1. Historischer Rückblick
Das Thema Umgang mit Begabung lässt sich in der Menschheitsgeschichte sehr weit
zurückverfolgen. Konfuzius, chinesischer Philosoph um 500 v. Chr., war der Meinung, dass
begabte Kinder ausgesucht und gefördert werden sollten, da sie als Garanten für nationalen
Reichtum betrachtet wurden (vgl. Urban 1982, S. 17 f). Auch bei den Römern und Griechen
war die Förderung von begabten Jugendlichen von allgemeinem gesellschaftlichem Interesse
und sozial erwünscht.
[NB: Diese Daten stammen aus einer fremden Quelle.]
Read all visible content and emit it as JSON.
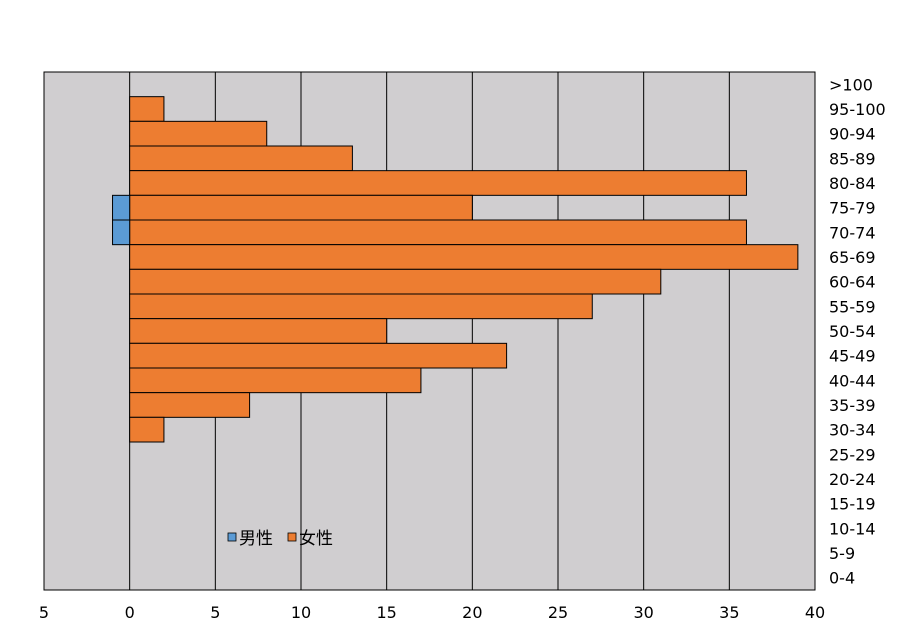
{
  "chart_data": {
    "type": "bar",
    "orientation": "horizontal",
    "categories": [
      ">100",
      "95-100",
      "90-94",
      "85-89",
      "80-84",
      "75-79",
      "70-74",
      "65-69",
      "60-64",
      "55-59",
      "50-54",
      "45-49",
      "40-44",
      "35-39",
      "30-34",
      "25-29",
      "20-24",
      "15-19",
      "10-14",
      "5-9",
      "0-4"
    ],
    "series": [
      {
        "name": "男性",
        "color": "#5b9bd5",
        "values": [
          0,
          0,
          0,
          0,
          0,
          1,
          1,
          0,
          0,
          0,
          0,
          0,
          0,
          0,
          0,
          0,
          0,
          0,
          0,
          0,
          0
        ]
      },
      {
        "name": "女性",
        "color": "#ed7d31",
        "values": [
          0,
          2,
          8,
          13,
          36,
          20,
          36,
          39,
          31,
          27,
          15,
          22,
          17,
          7,
          2,
          0,
          0,
          0,
          0,
          0,
          0
        ]
      }
    ],
    "male_direction": "left of zero",
    "xlim": [
      -5,
      40
    ],
    "x_ticks": [
      {
        "value": -5,
        "label": "5"
      },
      {
        "value": 0,
        "label": "0"
      },
      {
        "value": 5,
        "label": "5"
      },
      {
        "value": 10,
        "label": "10"
      },
      {
        "value": 15,
        "label": "15"
      },
      {
        "value": 20,
        "label": "20"
      },
      {
        "value": 25,
        "label": "25"
      },
      {
        "value": 30,
        "label": "30"
      },
      {
        "value": 35,
        "label": "35"
      },
      {
        "value": 40,
        "label": "40"
      }
    ],
    "title": "",
    "xlabel": "",
    "ylabel": "",
    "grid": "vertical",
    "legend_position": "bottom-left inside plot",
    "plot_background": "#d0ced0"
  }
}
Im Mittelalter wurde eine besondere Begabung als Geschenk Gottes
oder als göttliche Gnade betrachtet und noch bis in die Anfänge des 20. Jhds. wurde in Europa
über eine besondere Begabung bei einzelnen Menschen erst reflektiert, wenn sie etwas
Geniales und Einmaliges hervorgebracht hatten. Als „hochbegabt“ wurden also nur so
genannte „Genies“ bezeichnet, die mit menschlichen Maßstäben nicht messbar oder
beurteilbar waren, d.h. Naturwissenschaftler wie Kopernikus oder Einstein, Künstler wie
Michelangelo und Komponisten wie Bach oder Mozart.
Erst mit Hilfe der Intelligenzforschung und der Entwicklung von Intelligenztests Ende des
19. und Anfang des 20. Jhds. war es möglich, „Begabung“ als Faktor zu messen.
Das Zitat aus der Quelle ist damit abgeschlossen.